Peter Woodcock : Le silence des agneaux

 

 


Lorsqu'en 1991 la direction de l'hôpital psychiatrique de Brockville [carte], Ontario, décida d'emmener au cinéma des patients "en voie de guérison" pour visionner "Le silence des agneaux", le film culte de Jonathan Demme, elle ne mesura pas vraiment quel pourrait être l'impact des images pour le moins suggestives et de l'ambiance troublante sur des individus au psychisme fragile, voire instable. Les responsables n'eurent pas non plus conscience de l'état mental réel de David Michael Krueger, un malade âgé de 52 ans, qui suivait une lourde thérapie après avoir été interné pour le viol et le meurtre de trois enfants et l'agression sexuelle d'une centaine d'autres au milieu des années 50.


Devenu David Michael Krueger à l'hôpital psychiatrique de Brockville, Peter Woodcock n'aurait jamais dû se retrouver un jour dehors. Les autorités lui permirent cependant de sortir sous la tutelle de Bruce Hamil, un psychopathe soi disant guéri, en compagnie de Dennis Kerr, autre malade que les deux hommes assassinèrent à coups de hachette, le 13 juillet 1991, peu de temps après que Woodcock ait visionné le film "Le silence des agneaux" (© Ottawa Sun).

Avec ses lunettes aux verres épais et ses yeux de myopes, David Michael Krueger, de son vrai nom Peter Woodcock, ne semblait guère  dangereux, mais cette apparence trompeuse dissimulait une réalité beaucoup plus sombre. Violeur multirécidiviste et tueur en série ultra-violent, Woodcock, qui présentait des signes apparents de guérison, fut sans doute impressionné par l'ambiance macabre du film et enregistra certainement les paroles d'Anthony Hopkins (le serial killer Hannibal Lecter) se confiant à Jodie Foster (l'agente spéciale Clarice Starling) : « Une fois, un agent de recensement est venu chez moi pour tenter de m'interroger : j'ai mangé son foie avec des fèves et un excellent chianti ».
Deux semaines plus tard, Peter Woodcock et un autre malade, du nom de Dennis Kerr, bénéficièrent d'une permission de sortie. Leur accompagnateur n'était autre que Bruce Hamill, un ancien pensionnaire de l'unité psychiatrique de haute sécurité d'Oak Ridge, qui avait été autrefois interné pour meurtre. De par une loi absurde mais néanmoins en vigueur, il était considéré depuis comme un citoyen au-dessus de tout soupçon parce qu'apparemment guéri de sa psychose.
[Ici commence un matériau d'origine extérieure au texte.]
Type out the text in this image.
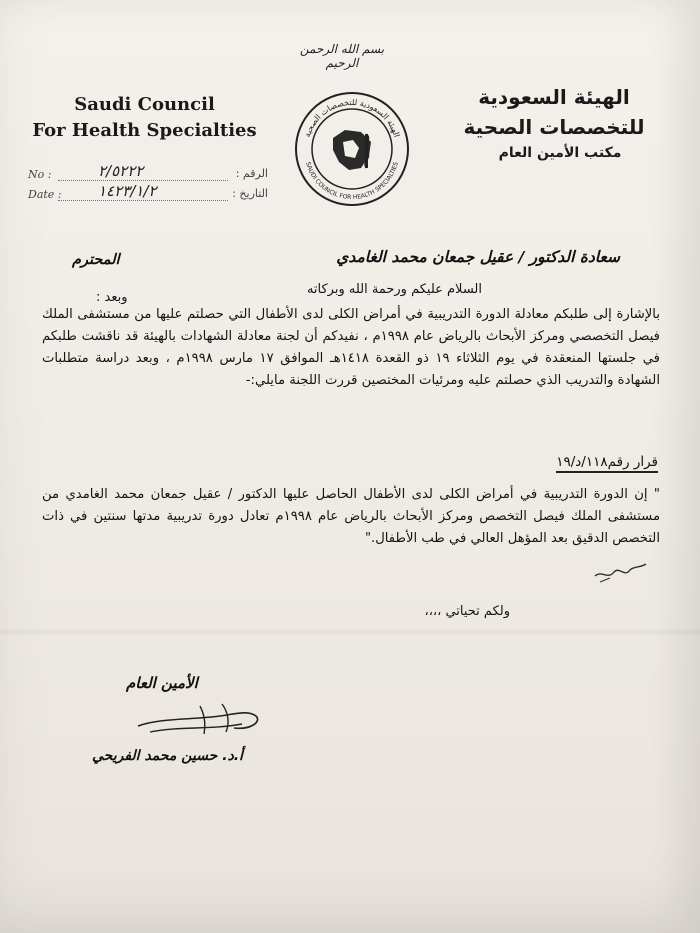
بسم الله الرحمن الرحيم
Saudi Council
For Health Specialties
الهيئة السعودية
للتخصصات الصحية
مكتب الأمين العام
الهيئة السعودية للتخصصات الصحية
SAUDI COUNCIL FOR HEALTH SPECIALTIES
No :	٢/٥٢٢٢	الرقم :
Date : ١٤٢٣/١/٢	التاريخ :
سعادة الدكتور / عقيل جمعان محمد الغامدي
المحترم
السلام عليكم ورحمة الله وبركاته
وبعد :
بالإشارة إلى طلبكم معادلة الدورة التدريبية في أمراض الكلى لدى الأطفال التي حصلتم عليها من مستشفى الملك فيصل التخصصي ومركز الأبحاث بالرياض عام ١٩٩٨م ، نفيدكم أن لجنة معادلة الشهادات بالهيئة قد ناقشت طلبكم في جلستها المنعقدة في يوم الثلاثاء ١٩ ذو القعدة ١٤١٨هـ الموافق ١٧ مارس ١٩٩٨م ، وبعد دراسة متطلبات الشهادة والتدريب الذي حصلتم عليه ومرئيات المختصين قررت اللجنة مايلي:-
قرار رقم١١٨/د/١٩
" إن الدورة التدريبية في أمراض الكلى لدى الأطفال الحاصل عليها الدكتور / عقيل جمعان محمد الغامدي من مستشفى الملك فيصل التخصص ومركز الأبحاث بالرياض عام ١٩٩٨م تعادل دورة تدريبية مدتها سنتين في ذات التخصص الدقيق بعد المؤهل العالي في طب الأطفال."
ولكم تحياتي ،،،،
الأمين العام
أ.د. حسين محمد الفريحي
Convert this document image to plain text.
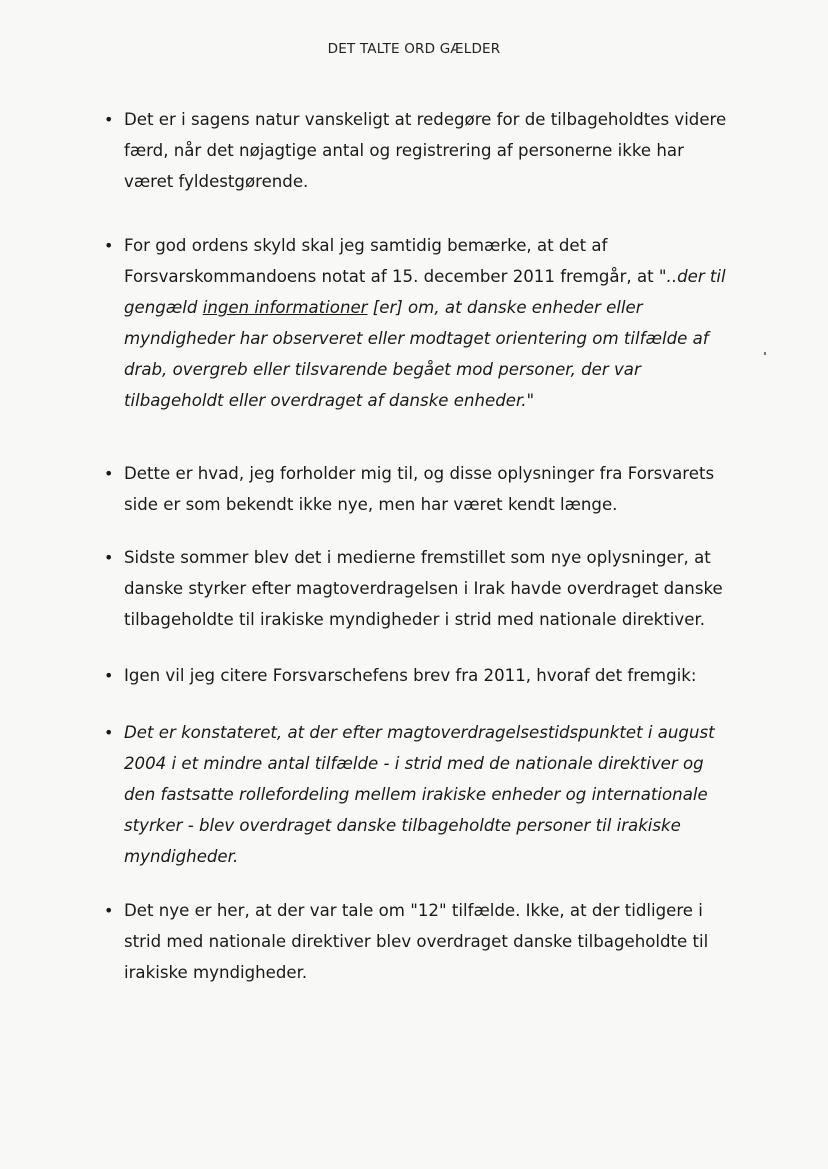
DET TALTE ORD GÆLDER
• Det er i sagens natur vanskeligt at redegøre for de tilbageholdtes videre færd, når det nøjagtige antal og registrering af personerne ikke har været fyldestgørende.
• For god ordens skyld skal jeg samtidig bemærke, at det af Forsvarskommandoens notat af 15. december 2011 fremgår, at "..der til gengæld ingen informationer [er] om, at danske enheder eller myndigheder har observeret eller modtaget orientering om tilfælde af drab, overgreb eller tilsvarende begået mod personer, der var tilbageholdt eller overdraget af danske enheder."
• Dette er hvad, jeg forholder mig til, og disse oplysninger fra Forsvarets side er som bekendt ikke nye, men har været kendt længe.
• Sidste sommer blev det i medierne fremstillet som nye oplysninger, at danske styrker efter magtoverdragelsen i Irak havde overdraget danske tilbageholdte til irakiske myndigheder i strid med nationale direktiver.
• Igen vil jeg citere Forsvarschefens brev fra 2011, hvoraf det fremgik:
• Det er konstateret, at der efter magtoverdragelsestidspunktet i august 2004 i et mindre antal tilfælde - i strid med de nationale direktiver og den fastsatte rollefordeling mellem irakiske enheder og internationale styrker - blev overdraget danske tilbageholdte personer til irakiske myndigheder.
• Det nye er her, at der var tale om "12" tilfælde. Ikke, at der tidligere i strid med nationale direktiver blev overdraget danske tilbageholdte til irakiske myndigheder.
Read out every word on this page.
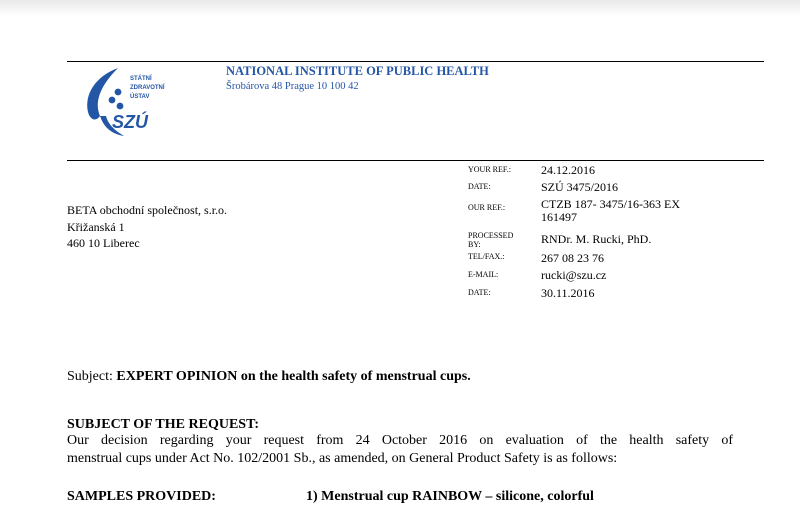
STÁTNÍ
ZDRAVOTNÍ
ÚSTAV
SZÚ
NATIONAL INSTITUTE OF PUBLIC HEALTH
Šrobárova 48 Prague 10 100 42
BETA obchodní společnost, s.r.o.
Křižanská 1
460 10 Liberec
YOUR REF.:	24.12.2016
DATE:	SZÚ 3475/2016
OUR REF.:	CTZB 187- 3475/16-363 EX
161497
PROCESSED
BY:	RNDr. M. Rucki, PhD.
TEL/FAX.:	267 08 23 76
E-MAIL:	rucki@szu.cz
DATE:	30.11.2016
Subject: EXPERT OPINION on the health safety of menstrual cups.
SUBJECT OF THE REQUEST:
Our decision regarding your request from 24 October 2016 on evaluation of the health safety of
menstrual cups under Act No. 102/2001 Sb., as amended, on General Product Safety is as follows:
SAMPLES PROVIDED:	1) Menstrual cup RAINBOW – silicone, colorful
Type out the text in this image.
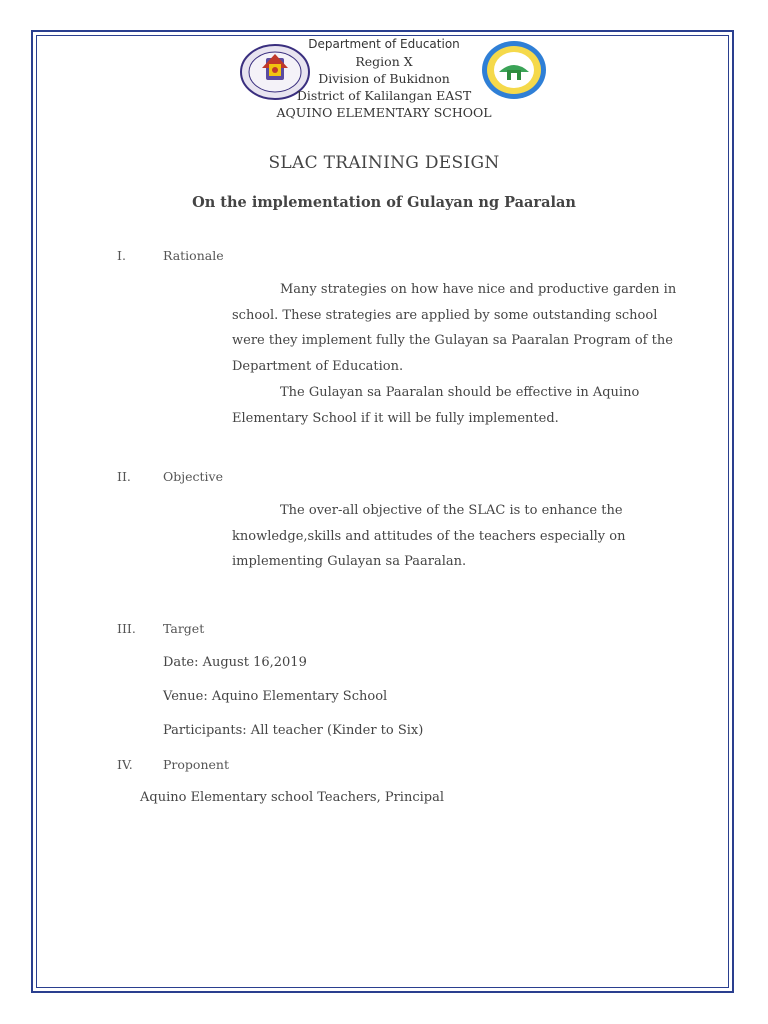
Department of Education
Region X
Division of Bukidnon
District of Kalilangan EAST
AQUINO ELEMENTARY SCHOOL
SLAC TRAINING DESIGN
On the implementation of Gulayan ng Paaralan
I.	Rationale

Many strategies on how have nice and productive garden in school. These strategies are applied by some outstanding school were they implement fully the Gulayan sa Paaralan Program of the Department of Education.

The Gulayan sa Paaralan should be effective in Aquino Elementary School if it will be fully implemented.

II.	Objective

The over-all objective of the SLAC is to enhance the knowledge,skills and attitudes of the teachers especially on implementing Gulayan sa Paaralan.

III. Target
Date: August 16,2019
Venue: Aquino Elementary School
Participants: All teacher (Kinder to Six)
IV. Proponent
Aquino Elementary school Teachers, Principal
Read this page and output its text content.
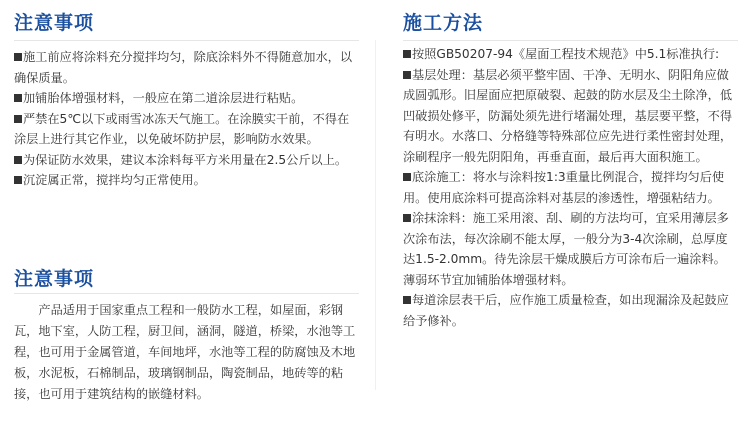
注意事项

施工前应将涂料充分搅拌均匀，除底涂料外不得随意加水，以确保质量。

加铺胎体增强材料，一般应在第二道涂层进行粘贴。

严禁在5℃以下或雨雪冰冻天气施工。在涂膜实干前，不得在涂层上进行其它作业，以免破坏防护层，影响防水效果。

为保证防水效果，建议本涂料每平方米用量在2.5公斤以上。

沉淀属正常，搅拌均匀正常使用。

注意事项
产品适用于国家重点工程和一般防水工程，如屋面，彩钢瓦，地下室，人防工程，厨卫间，涵洞，隧道，桥梁，水池等工程，也可用于金属管道，车间地坪，水池等工程的防腐蚀及木地板，水泥板，石棉制品，玻璃钢制品，陶瓷制品，地砖等的粘接，也可用于建筑结构的嵌缝材料。
施工方法

按照GB50207-94《屋面工程技术规范》中5.1标准执行:

基层处理：基层必须平整牢固、干净、无明水、阴阳角应做成圆弧形。旧屋面应把原破裂、起鼓的防水层及尘土除净，低凹破损处修平，防漏处须先进行堵漏处理，基层要平整，不得有明水。水落口、分格缝等特殊部位应先进行柔性密封处理，涂刷程序一般先阴阳角，再垂直面，最后再大面积施工。

底涂施工：将水与涂料按1:3重量比例混合，搅拌均匀后使用。使用底涂料可提高涂料对基层的渗透性，增强粘结力。

涂抹涂料：施工采用滚、刮、刷的方法均可，宜采用薄层多次涂布法，每次涂刷不能太厚，一般分为3-4次涂刷，总厚度达1.5-2.0mm。待先涂层干燥成膜后方可涂布后一遍涂料。薄弱环节宜加铺胎体增强材料。

每道涂层表干后，应作施工质量检查，如出现漏涂及起鼓应给予修补。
Les autorités médicales avaient diagnostiqué une amélioration de l'état mental de Peter Woodcock, une évolution suffisamment positive pour envisager une sortie dans le monde extérieur… Les évènements allaient se charger de prouver le contraire…


Démence et ultra violence

Tous les ans au mois d'août a lieu un évènement attendu par tous les habitants du "Grand Toronto" [carte] : la Canadian National Exhibition (CNE) qui regroupe aussi bien des expositions dans de gigantesques halls couverts, que diverses activités de plein air dont une immense fête foraine sur le vaste parvis. La CNE fait partie intégrante de la culture canadienne et sa réputation a depuis longtemps traversé les frontières. Le parc des expositions se situe à l'ouest du centre-ville, en bordure du lac Ontario, à l'écart des zones construites, et lorsque le jeune Wayne Malette s'aventure le 16 septembre 1956 sur le chantier déserté de l'exposition, il ignore qu'il va au-devant d'un destin tragique. Originaire de l'est de l'Ontario, il est venu avec ses parents rendre visite à sa grand-mère qui habite sur Empress Street, non loin de la CNE. Les alentours sont déserts à l'exception d'une boutique de pop-corn et d'une échoppe qui vend de la barbe à papa. Il croise un adolescent à l'apparence calme qui divague sur une magnifique bicyclette, et lorsque celui-ci l'attire à l'écart, il ne se méfie guère, ignorant que le garçon âgé de 17 ans, n'en est pas à son premier viol. Cette fois, les choses iront plus loin sans qu'on sache vraiment ce qui a poussé Peter Woodcock à tuer. La police enquêtera en vain sur la mort du petit garçon de 7 ans, ne trouvant aucun élément décisif pour orienter ses recherches. En fait, le petit Wayne fut découvert peu de temps après le meurtre : il avait encore les joues roses et des larmes sur son visage. Il avait été visiblement déshabillé et abusé sexuellement, et son corps portait de nombreuses marques de coups, mais aucun indice ne permit à l'enquête d'avancer.

 

Le 19 janvier 1957, le corps de la petite Carole Voyce, âgée de 4 ans, fut retrouvé dans le ravin de Rosedale, mais cette fois-ci, les enquêteurs eurent plus de chance. Carole jouait en effet avec son ami Johnny Auld, devant le domicile de celui-ci sur Danforth Avenue, lorsqu'elle avait été abordée par un jeune homme juché sur une bicyclette rutilante qui leur avait proposé de les emmener en promenade. L'individu avait choisi Carole pour un "premier tour" en vélo. Cette année-là, l'hiver relativement clément et peu enneigé autorisait encore les sorties à bicyclette, et nul ne s'était étonné de voir passer un adolescent avec une petite fille sur le porte-bagages. Pourtant, une femme devait se souvenir plus tard avoir aperçu le jeune homme en compagnie de la victime. De même, le jeune Johnny Auld avait pu donner une description du meurtrier suffisamment précise pour que la police établisse un portrait robot.

 

Peter Woodcock, lors de sa comparution en cour en 1957, alors qu'il est accusé du meurtre de trois jeunes enfants qu'il a rencontrés au hasard de ses ballades à vélo (© Toronto Telegram/Ottawa Sun).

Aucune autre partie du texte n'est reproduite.